What are the responsibilities and job description for the Site Reliability Manager/SRE || W2 || Plano, TX or Richmond, VA (hybrid) position at 1 Point System?
Job Details
Job Title: Site Reliability Manager
Location: Plano, TX or Richmond, VA (Hybrid)
W2
Overview:
Our client is seeking a Site Reliability Manager with a strong background in cloud-based solutions (preferably AWS) and a passion for driving automation, self-healing systems, and leveraging Site Reliability Engineering (SRE) principles. You will provide technical leadership to ensure the stability, scalability, and performance of our applications, identifying opportunities for automation and proactive monitoring solutions.
Key Responsibilities:
Cloud Expertise: Deep understanding of cloud-based solutions and services, with a focus on AWS (EC2, DynamoDB).
Automation & Scripting: Lead automation efforts by implementing scripting, machine learning, and self-healing systems.
DevOps Best Practices: Provide technical leadership around DevOps tools (Git/GitHub, Jenkins, Docker) and best practices.
Production Support: Ensure systems are highly reliable, with experience in production support and monitoring tools (Splunk, New Relic).

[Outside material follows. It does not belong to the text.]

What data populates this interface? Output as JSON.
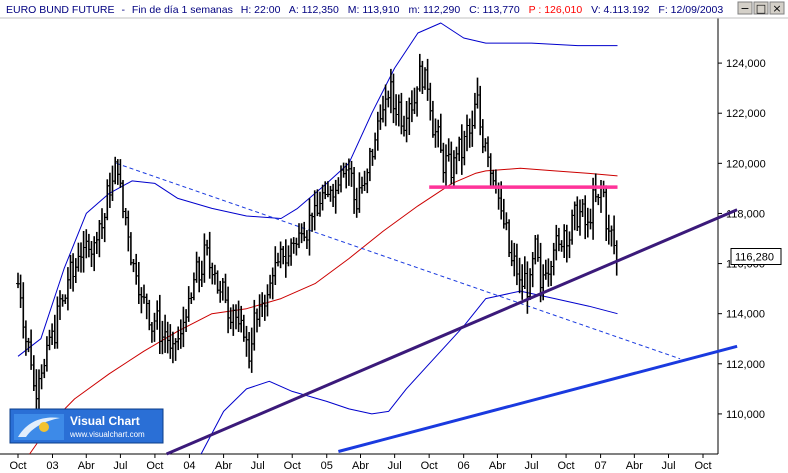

Technology Stack: Proficiency in Python, NodeJS (NR Synthetics), ReactJS, Java, and API integration using REST.
Monitoring & Alerting: Develop and implement automated monitoring and alerting solutions to minimize manual interventions.
Zero-Touch Automation: Identify opportunities to reduce manual validation and promote zero-touch automation and self-healing systems.
Requirements:
Experience with AWS cloud services (EC2, DynamoDB).
Proficient in common DevOps tools (Git/GitHub, Jenkins, Docker).
Strong skills in Python, NodeJS, ReactJS, and Java.
Familiarity with production support processes and REST APIs.
Solid understanding of SRE principles, including proactive monitoring and self-healing system design.